Thursday 5 July 2012

Heroine

The night my son was born, Wed June 21st 2006, I lay alone in a shared ward, in a slight daze, bleating for more painkillers while simultaneously trying not throw up - and I reached for the coin munching TV mobile that hung above my bed. I desperately needed to watch something - anything - that made life feel normal again. I had just spent a few gruelling hours in surgery - the section was fine I may add - but agreeing to be part of some study (just to keep in with the anaesthetist) meant I had been shivering, grinding my teeth wildly and jigging around more than a leprechaun on March 17th for a good old while.

And there it was.

When Harry Met Sally. Comfort on a screen. A movie I practically knew backwards. Sally faked her orgasm, and Harry karaoked badly in front of his ex, there was the wonderful moment Carrie Fisher begged 'tell me I don't have to be out there again;' Central Park as the backdrop to the whole tale and those wonderful pieces to camera where couples discussed why they had fallen in love. I lay there, catheter still in,  candula still in, with what can only be described as a nappy between my legs, as everything ached and my head whirred and amongst it all - I felt relieved. Life was normal. When Harry Met Sally was on TV.

This week I was sad to read of the passing of the screenwriter of the movie - Nora Ephron. She was an amazing writer (I confess I have yet to read her books, but I have loved her witty and sympathetic blog posts - the opposite of the Goopster, for sure) and a remarkable woman. Who else could turn a memoir about her Husband leaving her for another woman while she was heavily pregnant, into a memoir and then film starring Meryl Streep?

Things have been rocky here at chez CrummyMummy... no talks of divorce or stropping out the door - but it has been fraught and tense and hard. Husband job hunting 2 months on - me wondering what next? Happy to be working, missing my kids. Happy to be using my brain again - sad to not have a moment to engage my brain in anything other than work and house-work. Where is the time to write, to blog, to run, to be still?

This week a workmate said I seemed sad - and I was. I'd just been to an amazing gathering for a dear friend's 40th - with old buddies galore - and I had drunk too much, laughed enough and fallen over in the street twice, persuading a cab driver to take us 1 mile home for £60.... It had been brilliant. And then, it was over - back from sunny Henley, the champagne and the river, to M25 and a screaming toddler. I felt a little blue. Next year I hit the big 4 0 and  in lots of ways I'm not where I'd hoped to be... just yet.

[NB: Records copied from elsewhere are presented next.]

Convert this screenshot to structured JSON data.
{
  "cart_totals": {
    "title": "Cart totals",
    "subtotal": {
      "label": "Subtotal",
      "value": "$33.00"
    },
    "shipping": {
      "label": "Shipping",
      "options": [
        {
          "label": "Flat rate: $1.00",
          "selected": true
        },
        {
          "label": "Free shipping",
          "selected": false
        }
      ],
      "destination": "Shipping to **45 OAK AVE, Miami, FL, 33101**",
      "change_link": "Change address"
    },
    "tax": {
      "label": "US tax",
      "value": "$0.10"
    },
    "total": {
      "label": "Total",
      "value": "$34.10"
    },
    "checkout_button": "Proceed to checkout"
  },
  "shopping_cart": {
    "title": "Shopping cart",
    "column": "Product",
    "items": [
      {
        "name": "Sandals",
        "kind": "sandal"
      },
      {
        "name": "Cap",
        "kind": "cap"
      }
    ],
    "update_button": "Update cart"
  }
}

So, I take inspiration from Ephron. Who I read gave a speech in '96 where she said to graduates 'What are you going to do? Everything, is my guess. It will be a little messy, but embrace the mess.  It will be complicated, but rejoice in the complications. It will not be anything like what you think it will be like, but surprises are good for you - you can always change your mind. I know: I've had 4 careers and 3 husbands...'

Apparently she loved her 40s, 50s and 60s, saying these where her best years. That gives me hope, the best is yet to come. Most of all I love that she said 'Be a heroine of your life not the victim.' It really is a choice, and it really is that simple in almost all cases. As I start to plan my 40th... I think that'll be the motto I hold onto. The one that makes me feel most normal. Like the world is sane after all - just like that night in the hospital.

Nora, you were one of a kind.


1 comment:

Courtney said...

This is by far the best post I've read about the passing of Nora Ephron - and I completely agree with you. We lost a good one, when she passed. I'm sorry things are tough for you now - I do hope that passes quickly.